[First Published on Thursday 21st July 2011]
This archive item is a window onto issues as they appeared at the time. It contains facts and opinions which may have been superseded by subsequent events.
After a six-month inquiry, the Lords Constitution Select Committee has published a report on the process of constitutional change.
The Committee argues that the current situation in the UK, where there is no agreed mechanism for constitutional change and governments are able to “pick and choose” which processes apply to various proposals for constitutional reform, is unacceptable.
Their recommendation is that there should be a “clear and consistent process” applied to all cases of “significant constitutional change”.
The report’s summary states that;
We regard it as essential that, prior to the introduction of a bill which provides for significant constitutional change, the government:
- Subject the proposals to detailed scrutiny in the Cabinet and its committees, consult widely,
- Publish green and white papers, and
- Subject the bill to pre-legislative scrutiny
To ensure compliance with these recommendations, the Committee suggests that the minister responsible for a significant constitutional bill in both the Commons and the Lords should provide a written ministerial statement explaining whether the bill has been subject to each of these processes.

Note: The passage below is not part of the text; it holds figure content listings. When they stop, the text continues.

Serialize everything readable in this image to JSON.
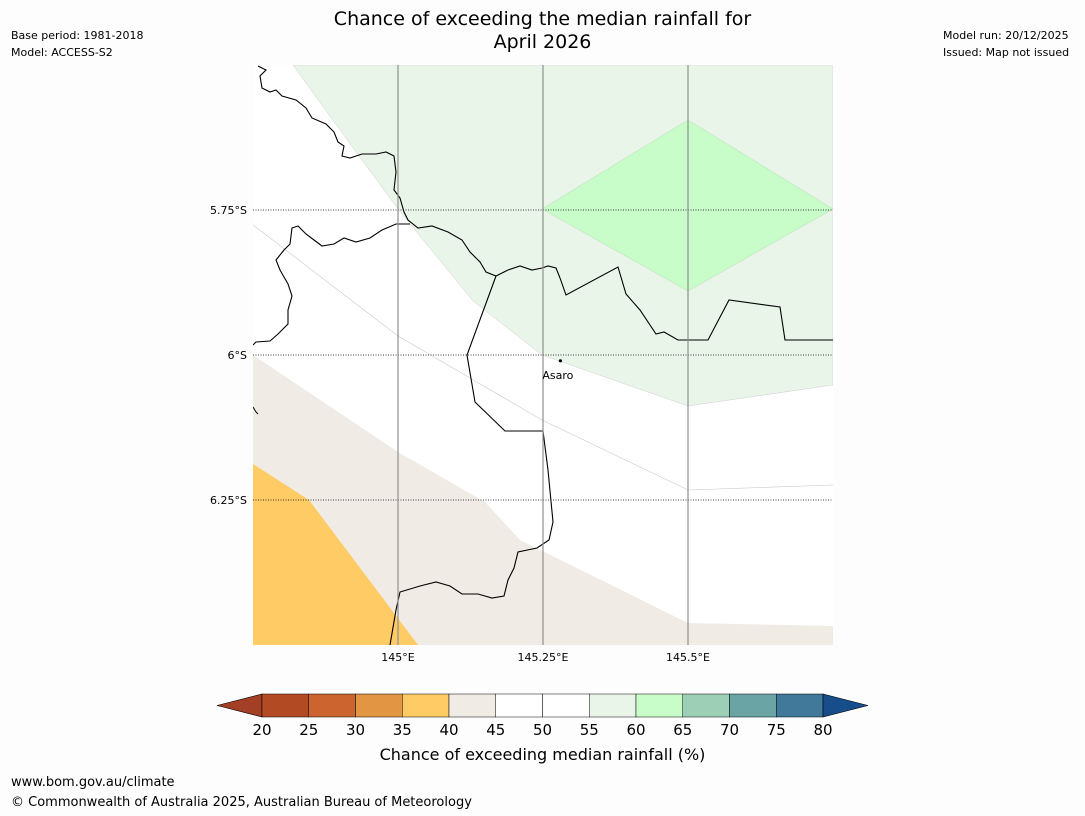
{
  "title": {
    "line1": "Chance of exceeding the median rainfall for",
    "line2": "April 2026"
  },
  "meta_left": {
    "base_period": "Base period: 1981-2018",
    "model": "Model: ACCESS-S2"
  },
  "meta_right": {
    "model_run": "Model run: 20/12/2025",
    "issued": "Issued: Map not issued"
  },
  "map": {
    "lat_labels": [
      "5.75°S",
      "6°S",
      "6.25°S"
    ],
    "lon_labels": [
      "145°E",
      "145.25°E",
      "145.5°E"
    ],
    "place": {
      "name": "Asaro",
      "lat": -6.01,
      "lon": 145.28
    },
    "colors": {
      "c35_40": "#fecb64",
      "c40_45": "#f0ebe5",
      "c55_60": "#e8f5e8",
      "c60_65": "#c8fcc8"
    }
  },
  "colorbar": {
    "ticks": [
      "20",
      "25",
      "30",
      "35",
      "40",
      "45",
      "50",
      "55",
      "60",
      "65",
      "70",
      "75",
      "80"
    ],
    "colors": [
      "#a33f24",
      "#b24a24",
      "#cc6430",
      "#e29543",
      "#fecb64",
      "#f0ebe5",
      "#ffffff",
      "#ffffff",
      "#e8f5e8",
      "#c8fcc8",
      "#9dcfb7",
      "#6aa4a4",
      "#41799b",
      "#164d8a"
    ],
    "title": "Chance of exceeding median rainfall (%)"
  },
  "footer": {
    "url": "www.bom.gov.au/climate",
    "copyright": "© Commonwealth of Australia 2025, Australian Bureau of Meteorology"
  }
}
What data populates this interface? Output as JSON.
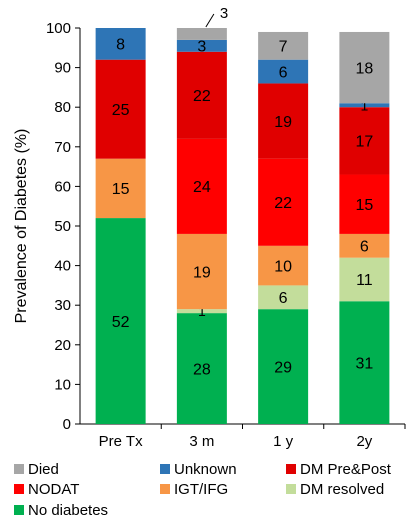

Key to these recommendations is of course the difficult definition of “significant constitutional change”. Though the Committee accepts that it cannot offer a “watertight definition of what is constitutional”, it suggests that Professor Sir John Baker’s list of constitutional proposals to which special measures could be applied provides “a useful guide to the principal measures which would fall under the rubric of significant constitutional change”;
Sir John Baker defines the following as “constitutional”;
- Any alteration to the structure and composition of Parliament;
- Any alteration to the powers of Parliament, or any transfer of power, as by devolution or international treaty, which would in practice be difficult to reverse;
- Any alteration to the succession to the Crown or the functions of the monarch;
- Any substantial alteration to the balance of power between Parliament and government, including the conferment of unduly broad or ill-defined powers to legislate by order;
- Any substantial alteration to the balance of power between central government and local authorities;
- Any substantial alteration to the establishment and jurisdiction of the courts of law, including any measure that would place the exercise of power beyond the purview of the courts, or which would affect the independence of the judiciary;
- Any substantial alteration to the establishment of the Church of England;
- Any substantial alteration to the liberties of the subject, including the right to habeas corpus and trial by jury.
The enactment of any such proposal would, the Committee argues, alter “the foundation upon which law and government are built”. As such, it should not be in the government’s power to decide what process leads to their ratification. The Committee hopes that its recommendations are “pragmatic and achievable”, “enabling the flexibility of the United Kingdom’s current constitutional arrangements to be retained whilst enhancing and underpinning those arrangements.”
This publication presents the personal views of the author and not those of The Constitution Society, which publishes it as a contribution to debate on this important subject.